The importance of being a volunteer


The Sociology Teacher Stephannie Mello das Neves, 23 years, has been working as a volunteer for AFS Intercultura Brasil for almost six years. She discovered the organization in a lecture given at her school during high school and decided to participate in a exchange program offered by AFS and study for an year in Germany. Today Stephannie assists the Voluntary Development part and is responsible for Sending and Receiving exchange students in the AFS Goiânia Committee. She spoke to the AFS Goiânia Committee Blog about the importance of being a volunteer in the organization.


AFS Goiânia Committee Blog: Why did you decide to become an AFS volunteer?

Stephannie: In first place, when I came back from Germany I wanted to repay what the AFS Brazil volunteers and AFS Germany volunteers had done for me (and all the other exchange students too). Then I discovered that the organization was also a place where I could experience some skills I didn’t know I had. Later, I realized I could also develop projects and make them work in AFS. I’ve always been a restless person and the way this organization has always been an open and adding place has motivated me a lot.

AFS Goiânia Committee Blog: What’s the importance of being an AFS volunteer for your personal and professional life?

Stephannie: In AFS I’ve known a lot of wonderful people who have helped me grow, from volunteers that worked side by side, to host families and exchange students. My belief is that anyone, regardless of age or country of origin, has something new to add in our lives and that thought is always present inside the organization. Today I’m grateful for being part of AFS.
Professionally speaking, my experience as a volunteer has reached proportions I would have never imagined. I’ve already gotten two jobs because of my work with an international organization; in one of the jobs I went to New Zealand and in the other I went to England. Recently I went back to Germany to study for a year in a German university and I’m sure my experience as a volunteer made the difference during the selection. In motivation letters I always point it out. Voluntary work is a real work and sometimes it demands more motivation than other kinds of work, because what we gain is not material. Without a doubt, this experience has given me more tranquility and self-reliance to face the job market. AFS is part of my history.


AFS Goiânia Committee Blog: Do you believe that the work done by the organization volunteers is important for society?
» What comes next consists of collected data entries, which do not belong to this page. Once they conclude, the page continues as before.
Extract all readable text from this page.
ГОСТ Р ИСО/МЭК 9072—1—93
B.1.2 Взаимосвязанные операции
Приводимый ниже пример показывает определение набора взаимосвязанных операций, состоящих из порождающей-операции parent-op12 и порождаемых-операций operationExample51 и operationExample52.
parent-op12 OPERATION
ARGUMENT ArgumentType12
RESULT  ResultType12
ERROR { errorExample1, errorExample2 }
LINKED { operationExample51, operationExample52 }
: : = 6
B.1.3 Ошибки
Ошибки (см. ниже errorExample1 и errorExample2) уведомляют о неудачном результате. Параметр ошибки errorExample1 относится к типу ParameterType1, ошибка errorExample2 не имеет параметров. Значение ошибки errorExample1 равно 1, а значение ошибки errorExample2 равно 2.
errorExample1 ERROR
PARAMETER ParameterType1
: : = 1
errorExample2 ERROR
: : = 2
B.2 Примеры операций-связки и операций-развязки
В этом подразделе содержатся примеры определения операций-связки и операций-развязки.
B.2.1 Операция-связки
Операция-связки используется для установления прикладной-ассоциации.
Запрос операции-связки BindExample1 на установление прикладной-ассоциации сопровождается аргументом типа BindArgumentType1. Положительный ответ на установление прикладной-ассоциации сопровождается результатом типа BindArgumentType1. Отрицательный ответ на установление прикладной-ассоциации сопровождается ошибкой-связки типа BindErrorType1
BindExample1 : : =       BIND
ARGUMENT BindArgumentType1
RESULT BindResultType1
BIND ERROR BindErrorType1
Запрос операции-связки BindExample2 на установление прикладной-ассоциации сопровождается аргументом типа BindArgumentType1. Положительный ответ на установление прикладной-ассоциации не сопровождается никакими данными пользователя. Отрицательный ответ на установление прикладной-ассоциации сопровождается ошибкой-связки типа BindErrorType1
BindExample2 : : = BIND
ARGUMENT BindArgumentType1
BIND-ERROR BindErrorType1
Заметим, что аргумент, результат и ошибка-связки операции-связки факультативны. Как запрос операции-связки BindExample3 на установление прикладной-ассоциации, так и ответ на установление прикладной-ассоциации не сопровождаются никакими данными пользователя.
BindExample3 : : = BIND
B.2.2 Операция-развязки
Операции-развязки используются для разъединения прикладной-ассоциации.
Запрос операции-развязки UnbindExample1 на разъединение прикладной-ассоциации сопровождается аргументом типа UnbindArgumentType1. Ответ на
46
Stephannie: I believe it is. AFS has tradition and every now and then I meet people that have been part of the organization at some point in their lives. Working for tolerance between different cultures never is and never will be enough. It’s a work that can never stop.
For me, voluntary work is more than a display of solidarity; it’s an act of resistance. For people to express their capabilities to help others without expecting any money in exchange, in a world controlled by the rationality of capital, that’s an act of resistance for sure. Organizations that unite this kind of people, willing to resist, are also places to express creativity, for social entrepreneurship, for liberty and for responsibility.